If you're using a ZEO cluster, typically the zeoserver process does not need to participate in a restart schedule.  It's been described as a "dumb python pickle reader/writer", and doesn't exhibit the same kind of long-running memory bloat that can be witnessed with the Zope client processes.   However, it's been noted that the zeoserver can incur large increases in memory usage during/after a 'pack' of large ZODB storages.  You should observe the behavior of your zeoserver processes during the course of any regular maintenance and if you think it warrants a restart then go ahead, it won't hurt.

Does this advice still apply to the latest and greatest versions of Python, Zope and Plone?
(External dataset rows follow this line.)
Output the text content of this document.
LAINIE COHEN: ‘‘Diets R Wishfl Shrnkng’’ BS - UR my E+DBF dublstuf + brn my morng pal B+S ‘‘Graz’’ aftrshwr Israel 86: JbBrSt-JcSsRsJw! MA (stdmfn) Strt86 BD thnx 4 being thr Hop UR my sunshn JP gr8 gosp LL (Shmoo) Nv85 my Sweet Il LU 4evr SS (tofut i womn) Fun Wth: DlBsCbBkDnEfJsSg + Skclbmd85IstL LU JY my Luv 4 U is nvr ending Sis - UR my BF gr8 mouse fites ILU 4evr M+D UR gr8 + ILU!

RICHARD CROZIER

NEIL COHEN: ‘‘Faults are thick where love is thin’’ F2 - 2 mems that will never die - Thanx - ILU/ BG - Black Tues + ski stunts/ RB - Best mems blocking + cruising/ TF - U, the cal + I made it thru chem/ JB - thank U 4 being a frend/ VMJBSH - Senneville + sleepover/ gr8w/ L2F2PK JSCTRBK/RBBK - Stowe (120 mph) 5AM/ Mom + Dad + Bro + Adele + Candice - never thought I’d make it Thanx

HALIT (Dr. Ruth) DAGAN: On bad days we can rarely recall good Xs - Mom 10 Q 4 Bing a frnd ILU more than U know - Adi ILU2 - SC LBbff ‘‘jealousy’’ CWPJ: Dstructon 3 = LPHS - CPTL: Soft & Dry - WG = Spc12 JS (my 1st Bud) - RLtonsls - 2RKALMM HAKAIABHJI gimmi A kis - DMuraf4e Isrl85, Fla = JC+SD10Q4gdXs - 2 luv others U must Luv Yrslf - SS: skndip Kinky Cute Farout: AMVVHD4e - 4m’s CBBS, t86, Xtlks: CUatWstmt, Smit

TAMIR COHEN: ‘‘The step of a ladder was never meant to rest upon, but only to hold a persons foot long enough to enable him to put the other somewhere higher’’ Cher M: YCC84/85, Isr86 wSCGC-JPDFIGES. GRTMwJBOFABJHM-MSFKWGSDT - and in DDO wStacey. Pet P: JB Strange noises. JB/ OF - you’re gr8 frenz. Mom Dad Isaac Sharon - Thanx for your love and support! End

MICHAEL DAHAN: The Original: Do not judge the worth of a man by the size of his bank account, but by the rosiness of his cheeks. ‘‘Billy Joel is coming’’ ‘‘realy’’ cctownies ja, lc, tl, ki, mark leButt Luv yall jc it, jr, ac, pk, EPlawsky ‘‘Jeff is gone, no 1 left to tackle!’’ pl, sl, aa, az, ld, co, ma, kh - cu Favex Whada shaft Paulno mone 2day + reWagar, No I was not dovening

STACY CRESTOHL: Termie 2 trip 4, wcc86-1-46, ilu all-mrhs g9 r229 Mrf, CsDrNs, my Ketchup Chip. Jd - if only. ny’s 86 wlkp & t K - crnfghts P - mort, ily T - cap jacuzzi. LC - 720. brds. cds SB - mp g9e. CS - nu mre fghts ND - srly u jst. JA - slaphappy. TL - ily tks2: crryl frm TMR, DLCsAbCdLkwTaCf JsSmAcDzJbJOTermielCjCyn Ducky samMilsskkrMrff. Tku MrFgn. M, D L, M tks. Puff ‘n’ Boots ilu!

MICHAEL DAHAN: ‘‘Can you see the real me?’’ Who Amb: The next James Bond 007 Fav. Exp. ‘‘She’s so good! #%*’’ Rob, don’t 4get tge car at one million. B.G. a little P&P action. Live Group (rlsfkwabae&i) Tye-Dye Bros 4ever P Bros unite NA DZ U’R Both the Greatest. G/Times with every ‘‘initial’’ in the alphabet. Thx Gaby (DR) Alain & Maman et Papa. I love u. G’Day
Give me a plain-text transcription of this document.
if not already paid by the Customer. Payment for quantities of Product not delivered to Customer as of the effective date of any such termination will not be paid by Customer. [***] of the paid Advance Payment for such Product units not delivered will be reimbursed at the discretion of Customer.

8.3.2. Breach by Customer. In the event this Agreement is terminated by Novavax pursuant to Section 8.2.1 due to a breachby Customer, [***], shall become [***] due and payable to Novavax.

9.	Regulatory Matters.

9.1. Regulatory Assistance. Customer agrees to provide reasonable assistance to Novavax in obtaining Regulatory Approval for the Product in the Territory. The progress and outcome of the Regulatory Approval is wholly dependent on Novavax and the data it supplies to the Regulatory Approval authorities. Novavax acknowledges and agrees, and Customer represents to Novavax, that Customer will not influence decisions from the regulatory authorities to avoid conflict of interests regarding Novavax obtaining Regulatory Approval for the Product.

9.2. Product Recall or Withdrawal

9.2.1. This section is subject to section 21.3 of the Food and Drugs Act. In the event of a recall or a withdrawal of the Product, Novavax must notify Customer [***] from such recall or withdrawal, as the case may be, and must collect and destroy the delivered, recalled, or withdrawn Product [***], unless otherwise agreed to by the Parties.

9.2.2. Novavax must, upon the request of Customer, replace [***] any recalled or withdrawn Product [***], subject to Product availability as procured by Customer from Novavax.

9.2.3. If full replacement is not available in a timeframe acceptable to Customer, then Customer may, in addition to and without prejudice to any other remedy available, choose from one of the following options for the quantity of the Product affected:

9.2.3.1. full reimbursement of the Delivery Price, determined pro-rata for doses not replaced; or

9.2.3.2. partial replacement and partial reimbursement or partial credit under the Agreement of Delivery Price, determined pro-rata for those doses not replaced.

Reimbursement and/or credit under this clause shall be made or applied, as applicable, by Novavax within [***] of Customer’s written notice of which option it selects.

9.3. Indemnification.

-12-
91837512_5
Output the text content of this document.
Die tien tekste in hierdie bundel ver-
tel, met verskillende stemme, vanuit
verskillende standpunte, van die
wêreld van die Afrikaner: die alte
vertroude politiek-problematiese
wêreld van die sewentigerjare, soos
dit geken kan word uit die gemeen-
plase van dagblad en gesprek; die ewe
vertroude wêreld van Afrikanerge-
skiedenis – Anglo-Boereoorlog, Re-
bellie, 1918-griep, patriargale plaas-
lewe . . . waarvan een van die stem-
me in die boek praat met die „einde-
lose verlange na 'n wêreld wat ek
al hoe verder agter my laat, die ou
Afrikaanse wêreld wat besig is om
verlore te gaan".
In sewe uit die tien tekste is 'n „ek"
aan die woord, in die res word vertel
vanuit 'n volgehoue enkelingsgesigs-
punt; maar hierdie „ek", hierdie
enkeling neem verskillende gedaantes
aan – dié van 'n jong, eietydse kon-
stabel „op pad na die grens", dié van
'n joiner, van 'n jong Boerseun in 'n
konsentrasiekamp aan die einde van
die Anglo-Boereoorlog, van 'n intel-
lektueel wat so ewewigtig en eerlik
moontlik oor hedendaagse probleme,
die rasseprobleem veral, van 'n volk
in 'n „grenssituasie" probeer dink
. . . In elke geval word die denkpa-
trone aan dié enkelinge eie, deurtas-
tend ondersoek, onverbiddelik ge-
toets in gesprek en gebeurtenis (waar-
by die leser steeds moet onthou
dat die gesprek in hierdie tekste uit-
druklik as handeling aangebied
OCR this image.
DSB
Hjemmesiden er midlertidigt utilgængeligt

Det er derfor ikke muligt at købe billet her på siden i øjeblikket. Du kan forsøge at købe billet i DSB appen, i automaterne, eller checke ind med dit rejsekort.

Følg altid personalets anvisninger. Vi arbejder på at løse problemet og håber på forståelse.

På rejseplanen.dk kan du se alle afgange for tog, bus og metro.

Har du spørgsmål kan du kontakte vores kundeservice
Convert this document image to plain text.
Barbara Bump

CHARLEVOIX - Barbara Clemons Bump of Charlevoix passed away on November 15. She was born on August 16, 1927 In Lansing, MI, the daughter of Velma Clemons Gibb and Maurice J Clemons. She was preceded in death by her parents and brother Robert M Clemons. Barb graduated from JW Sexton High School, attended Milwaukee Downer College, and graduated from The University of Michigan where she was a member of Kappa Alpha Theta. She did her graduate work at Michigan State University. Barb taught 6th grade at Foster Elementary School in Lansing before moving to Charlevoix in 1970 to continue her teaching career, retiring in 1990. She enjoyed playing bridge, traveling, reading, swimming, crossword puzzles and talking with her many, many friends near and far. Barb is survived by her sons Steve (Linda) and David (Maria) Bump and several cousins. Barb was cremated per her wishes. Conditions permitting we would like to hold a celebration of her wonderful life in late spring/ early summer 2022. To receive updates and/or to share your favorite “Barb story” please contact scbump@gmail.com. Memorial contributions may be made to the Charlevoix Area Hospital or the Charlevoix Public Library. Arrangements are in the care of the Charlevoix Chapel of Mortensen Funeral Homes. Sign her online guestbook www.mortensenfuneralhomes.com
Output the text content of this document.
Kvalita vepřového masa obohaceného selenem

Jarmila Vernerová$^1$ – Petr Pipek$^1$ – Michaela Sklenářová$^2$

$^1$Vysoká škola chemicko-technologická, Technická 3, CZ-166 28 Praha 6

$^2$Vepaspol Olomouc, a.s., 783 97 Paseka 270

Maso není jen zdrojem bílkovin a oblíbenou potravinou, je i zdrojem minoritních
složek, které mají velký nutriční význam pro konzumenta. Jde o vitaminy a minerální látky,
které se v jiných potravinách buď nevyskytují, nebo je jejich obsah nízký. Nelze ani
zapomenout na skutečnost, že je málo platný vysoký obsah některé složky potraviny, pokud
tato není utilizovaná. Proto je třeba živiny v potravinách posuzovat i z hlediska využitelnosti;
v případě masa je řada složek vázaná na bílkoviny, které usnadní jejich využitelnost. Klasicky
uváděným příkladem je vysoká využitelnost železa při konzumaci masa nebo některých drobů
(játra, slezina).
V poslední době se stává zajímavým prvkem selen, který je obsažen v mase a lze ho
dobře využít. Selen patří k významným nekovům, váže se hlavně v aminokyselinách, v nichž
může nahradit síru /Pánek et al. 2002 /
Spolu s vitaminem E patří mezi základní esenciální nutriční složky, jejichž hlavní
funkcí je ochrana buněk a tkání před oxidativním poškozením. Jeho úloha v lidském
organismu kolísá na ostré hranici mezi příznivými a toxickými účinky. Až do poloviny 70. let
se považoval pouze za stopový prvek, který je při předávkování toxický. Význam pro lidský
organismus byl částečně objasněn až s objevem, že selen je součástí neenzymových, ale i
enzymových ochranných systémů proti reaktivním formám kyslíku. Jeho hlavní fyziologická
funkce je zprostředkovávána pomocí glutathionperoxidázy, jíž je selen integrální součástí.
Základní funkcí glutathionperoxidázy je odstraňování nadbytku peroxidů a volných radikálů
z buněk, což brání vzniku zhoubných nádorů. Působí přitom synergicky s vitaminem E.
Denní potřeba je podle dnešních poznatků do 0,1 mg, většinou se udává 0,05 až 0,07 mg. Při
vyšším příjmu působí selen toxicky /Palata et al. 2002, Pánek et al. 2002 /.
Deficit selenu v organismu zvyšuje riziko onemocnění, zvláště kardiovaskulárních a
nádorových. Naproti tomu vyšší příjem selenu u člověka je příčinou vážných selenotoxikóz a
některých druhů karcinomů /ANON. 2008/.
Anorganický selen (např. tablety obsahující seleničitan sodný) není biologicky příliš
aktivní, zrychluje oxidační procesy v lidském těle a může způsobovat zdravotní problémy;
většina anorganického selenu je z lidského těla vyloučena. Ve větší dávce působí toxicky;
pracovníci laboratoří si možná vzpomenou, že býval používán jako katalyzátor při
Maybe.  Maybe not.  Rumor is that the memory bloat often witnessed with long-running Plone instances had less to do with conventional garbage collection (and cyclic references) and more to do with a specific memory management problem in Python 2.4.* (which was used by Plone until v4).  This same rumor asserts that Python 2.6+ does not suffer the problem to the same degree.  (Thanks to Steve McMahon for the tip.)

So it's possible that in the future the need to restart Plone processes will be much less frequent.  The general advice about carefully monitoring the resources used by your site will always be applicable, and you can judge for yourself whether memory bloat is a problem, and if it is then the guidelines provided here will remain applicable.